Who Qualifies for SBA Loans

The company must be independently owned and operated, not a dominant player in the field it’s registered under, and meet the Small Business Administration’s size standard.

As a general rule of thumb, that size is 500 or fewer employees, but it might be more than that if the SBA specifies a number higher than that for the industry (see: SBA Table of Size Standards). And for businesses registered under “Food and Accommodations: (NAICS Sector 72), the maximum of 500 full-time and part-time employees applies per location.

How Much Individual Businesses Can Get

Businesses can get a loan equal to their average monthly payroll multiplied by 2.5 plus certain outstanding loans. But there is an upper limit of $10 million.

That payroll average is calculated by taking the one-year period before the date the loan is made. For seasonal employers, it’s the 12-week period starting February 15, 2019, or March 1, 2019, and ending June 30, 2019.

This is a partially forgivable loan, meaning the company won’t have to pay it back in full as long as a certain set of requirements are met.

In the first eight weeks after getting the loan, any amount that’s put towards payroll costs for annual salaries lower than $100,000, mortgage payments, rent, or utilities will be forgiven. But penalties will incur if the business lowers any salaries or the number of employees — they’ll have until June 30th to make up for any reductions.
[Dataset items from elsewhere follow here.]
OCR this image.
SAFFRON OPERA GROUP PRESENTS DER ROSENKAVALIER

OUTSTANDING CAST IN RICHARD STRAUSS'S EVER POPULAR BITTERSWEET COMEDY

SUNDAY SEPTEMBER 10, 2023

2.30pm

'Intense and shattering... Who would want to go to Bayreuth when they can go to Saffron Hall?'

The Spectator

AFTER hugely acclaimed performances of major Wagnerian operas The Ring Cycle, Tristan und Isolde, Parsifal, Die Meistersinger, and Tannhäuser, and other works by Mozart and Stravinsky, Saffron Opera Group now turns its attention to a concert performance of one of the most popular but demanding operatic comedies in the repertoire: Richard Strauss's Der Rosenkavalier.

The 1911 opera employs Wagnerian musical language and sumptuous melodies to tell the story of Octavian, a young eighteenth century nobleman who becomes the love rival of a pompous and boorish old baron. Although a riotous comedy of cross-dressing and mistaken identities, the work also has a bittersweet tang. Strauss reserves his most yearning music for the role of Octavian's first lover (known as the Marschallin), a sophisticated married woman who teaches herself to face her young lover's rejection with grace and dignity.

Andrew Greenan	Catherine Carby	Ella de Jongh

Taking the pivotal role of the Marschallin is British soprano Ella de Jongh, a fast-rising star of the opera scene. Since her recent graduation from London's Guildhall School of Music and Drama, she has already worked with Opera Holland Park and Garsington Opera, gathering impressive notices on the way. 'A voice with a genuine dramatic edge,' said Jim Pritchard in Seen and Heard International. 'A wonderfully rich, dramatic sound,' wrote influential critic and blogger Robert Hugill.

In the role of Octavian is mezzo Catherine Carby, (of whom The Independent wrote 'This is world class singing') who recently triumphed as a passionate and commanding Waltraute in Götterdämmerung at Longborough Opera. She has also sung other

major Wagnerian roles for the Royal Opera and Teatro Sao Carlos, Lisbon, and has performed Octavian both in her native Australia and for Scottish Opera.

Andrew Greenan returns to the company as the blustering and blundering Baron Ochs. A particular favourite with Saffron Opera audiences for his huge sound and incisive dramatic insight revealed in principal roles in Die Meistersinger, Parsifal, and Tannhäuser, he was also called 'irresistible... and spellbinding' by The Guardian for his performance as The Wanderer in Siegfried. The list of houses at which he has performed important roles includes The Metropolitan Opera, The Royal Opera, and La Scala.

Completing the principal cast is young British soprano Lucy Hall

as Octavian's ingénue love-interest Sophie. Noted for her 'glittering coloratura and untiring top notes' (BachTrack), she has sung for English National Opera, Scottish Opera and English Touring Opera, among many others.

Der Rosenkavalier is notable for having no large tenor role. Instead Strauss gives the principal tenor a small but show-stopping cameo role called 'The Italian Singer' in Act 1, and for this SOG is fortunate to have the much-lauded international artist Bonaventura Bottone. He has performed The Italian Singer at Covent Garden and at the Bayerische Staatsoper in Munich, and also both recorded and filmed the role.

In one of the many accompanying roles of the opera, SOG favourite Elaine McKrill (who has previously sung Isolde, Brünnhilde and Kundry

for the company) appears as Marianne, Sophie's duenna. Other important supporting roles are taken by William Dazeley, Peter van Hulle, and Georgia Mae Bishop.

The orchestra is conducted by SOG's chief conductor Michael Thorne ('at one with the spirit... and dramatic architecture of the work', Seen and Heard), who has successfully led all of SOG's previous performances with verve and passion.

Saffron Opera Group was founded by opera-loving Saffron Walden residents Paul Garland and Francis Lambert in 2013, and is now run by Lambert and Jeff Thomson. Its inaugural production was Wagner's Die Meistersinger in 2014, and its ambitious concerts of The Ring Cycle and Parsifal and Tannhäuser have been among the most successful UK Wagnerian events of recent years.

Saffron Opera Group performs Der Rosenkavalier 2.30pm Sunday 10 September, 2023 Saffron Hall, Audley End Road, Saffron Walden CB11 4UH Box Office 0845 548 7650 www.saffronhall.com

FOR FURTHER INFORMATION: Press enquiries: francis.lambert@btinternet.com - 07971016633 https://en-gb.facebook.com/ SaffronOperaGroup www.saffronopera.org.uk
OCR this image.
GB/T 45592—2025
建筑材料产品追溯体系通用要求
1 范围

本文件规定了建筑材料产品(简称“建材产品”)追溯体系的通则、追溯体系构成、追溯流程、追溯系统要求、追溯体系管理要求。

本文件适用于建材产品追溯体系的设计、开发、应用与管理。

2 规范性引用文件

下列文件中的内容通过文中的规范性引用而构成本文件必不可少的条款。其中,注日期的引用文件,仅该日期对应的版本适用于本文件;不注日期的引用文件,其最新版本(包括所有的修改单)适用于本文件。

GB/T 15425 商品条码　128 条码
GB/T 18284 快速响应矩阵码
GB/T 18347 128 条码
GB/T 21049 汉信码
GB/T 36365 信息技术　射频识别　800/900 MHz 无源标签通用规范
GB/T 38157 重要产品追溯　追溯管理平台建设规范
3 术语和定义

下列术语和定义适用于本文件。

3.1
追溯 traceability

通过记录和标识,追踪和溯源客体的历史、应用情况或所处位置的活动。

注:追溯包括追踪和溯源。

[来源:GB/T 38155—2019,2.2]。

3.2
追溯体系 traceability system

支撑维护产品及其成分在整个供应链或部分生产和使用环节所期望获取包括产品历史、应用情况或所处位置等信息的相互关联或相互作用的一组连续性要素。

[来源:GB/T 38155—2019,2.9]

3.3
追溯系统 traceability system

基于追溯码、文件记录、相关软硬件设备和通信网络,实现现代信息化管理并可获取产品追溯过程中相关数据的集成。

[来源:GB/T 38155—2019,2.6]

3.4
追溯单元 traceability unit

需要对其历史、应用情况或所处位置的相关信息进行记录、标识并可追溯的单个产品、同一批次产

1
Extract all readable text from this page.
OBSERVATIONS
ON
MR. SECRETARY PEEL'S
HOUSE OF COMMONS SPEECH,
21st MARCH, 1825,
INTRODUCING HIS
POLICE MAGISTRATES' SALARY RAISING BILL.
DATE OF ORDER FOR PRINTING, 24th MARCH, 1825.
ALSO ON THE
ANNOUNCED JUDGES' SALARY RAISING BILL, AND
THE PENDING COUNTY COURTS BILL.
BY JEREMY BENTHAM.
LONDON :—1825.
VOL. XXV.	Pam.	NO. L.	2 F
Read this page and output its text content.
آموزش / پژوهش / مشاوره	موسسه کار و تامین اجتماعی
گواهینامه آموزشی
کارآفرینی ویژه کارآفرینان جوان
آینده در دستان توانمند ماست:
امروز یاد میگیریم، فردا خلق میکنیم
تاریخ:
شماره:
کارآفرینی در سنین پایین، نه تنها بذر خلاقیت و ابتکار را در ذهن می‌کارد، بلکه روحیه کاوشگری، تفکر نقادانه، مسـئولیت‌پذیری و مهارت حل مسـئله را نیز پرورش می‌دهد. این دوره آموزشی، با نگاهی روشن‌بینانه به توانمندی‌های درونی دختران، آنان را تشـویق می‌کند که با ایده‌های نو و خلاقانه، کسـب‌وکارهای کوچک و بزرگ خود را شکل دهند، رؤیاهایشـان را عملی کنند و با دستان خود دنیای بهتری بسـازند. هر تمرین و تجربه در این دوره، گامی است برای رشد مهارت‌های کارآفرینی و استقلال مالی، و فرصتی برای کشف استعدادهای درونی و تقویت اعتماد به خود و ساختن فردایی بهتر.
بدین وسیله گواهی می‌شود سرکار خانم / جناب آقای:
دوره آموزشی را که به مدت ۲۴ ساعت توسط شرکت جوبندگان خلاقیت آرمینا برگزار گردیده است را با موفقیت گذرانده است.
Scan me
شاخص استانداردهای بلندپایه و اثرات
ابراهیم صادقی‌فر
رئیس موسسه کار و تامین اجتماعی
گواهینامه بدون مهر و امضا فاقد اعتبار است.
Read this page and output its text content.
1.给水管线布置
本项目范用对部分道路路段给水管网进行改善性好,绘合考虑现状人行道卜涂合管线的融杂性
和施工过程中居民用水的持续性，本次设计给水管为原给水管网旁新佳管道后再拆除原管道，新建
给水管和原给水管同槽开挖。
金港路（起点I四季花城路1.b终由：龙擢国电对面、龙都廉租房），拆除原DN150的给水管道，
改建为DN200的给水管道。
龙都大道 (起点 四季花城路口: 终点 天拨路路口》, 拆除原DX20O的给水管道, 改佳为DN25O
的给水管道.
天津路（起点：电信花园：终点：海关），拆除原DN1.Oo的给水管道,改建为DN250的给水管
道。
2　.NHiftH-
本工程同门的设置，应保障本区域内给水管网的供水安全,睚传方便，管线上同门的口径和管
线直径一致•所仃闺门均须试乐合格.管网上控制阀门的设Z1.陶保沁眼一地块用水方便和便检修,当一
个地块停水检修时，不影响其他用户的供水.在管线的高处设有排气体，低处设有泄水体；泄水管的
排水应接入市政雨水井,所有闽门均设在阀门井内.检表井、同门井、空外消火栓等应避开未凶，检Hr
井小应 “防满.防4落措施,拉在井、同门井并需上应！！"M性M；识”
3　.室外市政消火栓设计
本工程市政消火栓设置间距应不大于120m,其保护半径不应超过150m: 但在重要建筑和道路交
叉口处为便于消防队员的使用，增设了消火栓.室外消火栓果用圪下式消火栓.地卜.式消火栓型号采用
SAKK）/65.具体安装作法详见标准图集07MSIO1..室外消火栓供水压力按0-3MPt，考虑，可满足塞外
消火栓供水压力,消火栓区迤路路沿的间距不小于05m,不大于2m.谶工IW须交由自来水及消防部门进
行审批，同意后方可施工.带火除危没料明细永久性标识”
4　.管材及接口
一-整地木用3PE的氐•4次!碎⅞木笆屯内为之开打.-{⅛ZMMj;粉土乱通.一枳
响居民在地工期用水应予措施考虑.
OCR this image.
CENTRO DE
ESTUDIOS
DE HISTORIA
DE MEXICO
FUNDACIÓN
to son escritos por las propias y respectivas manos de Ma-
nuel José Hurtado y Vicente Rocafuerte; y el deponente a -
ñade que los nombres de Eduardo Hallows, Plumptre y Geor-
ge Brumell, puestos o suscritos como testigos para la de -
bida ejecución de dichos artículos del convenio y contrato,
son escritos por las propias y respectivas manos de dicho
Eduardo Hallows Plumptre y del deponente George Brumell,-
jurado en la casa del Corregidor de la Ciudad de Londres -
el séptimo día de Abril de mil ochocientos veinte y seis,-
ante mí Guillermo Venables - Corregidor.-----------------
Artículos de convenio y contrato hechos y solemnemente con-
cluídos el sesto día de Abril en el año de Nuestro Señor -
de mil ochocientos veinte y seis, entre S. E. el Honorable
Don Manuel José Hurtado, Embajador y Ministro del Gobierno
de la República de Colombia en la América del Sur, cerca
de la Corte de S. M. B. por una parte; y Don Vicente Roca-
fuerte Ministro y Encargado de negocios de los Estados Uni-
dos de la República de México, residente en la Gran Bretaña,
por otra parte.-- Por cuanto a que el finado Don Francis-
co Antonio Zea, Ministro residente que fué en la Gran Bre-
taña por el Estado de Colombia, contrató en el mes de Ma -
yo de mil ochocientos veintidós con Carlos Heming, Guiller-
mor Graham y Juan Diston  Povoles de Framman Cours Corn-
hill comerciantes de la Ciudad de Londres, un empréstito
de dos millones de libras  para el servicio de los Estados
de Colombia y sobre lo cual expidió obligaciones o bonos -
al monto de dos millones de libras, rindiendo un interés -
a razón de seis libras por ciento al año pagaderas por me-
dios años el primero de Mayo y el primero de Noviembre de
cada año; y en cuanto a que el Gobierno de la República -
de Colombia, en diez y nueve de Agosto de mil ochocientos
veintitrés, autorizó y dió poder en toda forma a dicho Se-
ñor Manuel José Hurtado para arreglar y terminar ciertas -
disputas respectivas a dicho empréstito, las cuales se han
If they do pay it in full, this is a 10-year loan with a maximum of 4% interest rates.

“Many businesses are reluctant to take on a traditional loan right now,” said NFIB’s Senior Director of Government Relations Kevin Kuhlman in an interview after the bill was approved by the Senate. “This forgivable loan is more promising, because so long as you follow the terms or the requirements, you can get this loan forgiven.

How and Where to Apply

Small business owners will be asked to head to their banks to apply for the loan.

Under the CARES Act, banks can lend directly to businesses and will then be backed by the SBA. All parties should keep in mind that any loans under the Paycheck Protection Program must be made before June 30.

“It’s going to be a very simple process, where any FDIC-insured institution can underwrite the loan, approve it immediately as a government guaranteed loan, and get money to that small business,” Treasury Secretary Steven Mnuchin told Fox News on March 27, just before President Trump signed the relief bill. That includes FDIC banks, credit unions, and fintech lenders, as Mnuchin told Fox in another interview on Sunday.

Mnuchin also said that he expects the program will be “up and running by April 3rd so that businesses can go to a participating SBA 7(a) lender, bank, or credit union, apply for a loan, and be approved on the same day.”

Yet banks say this may be an “unrealistic deadline,” as Politico reported, “because the Trump administration has failed to provide them with the necessary guidelines and set requirements for the loans that are unworkable.” Lenders say that SBA loans could be delayed for weeks, or even longer, because of the overwhelming number of applications expected, as well as confusion over loan requirements and the approval process.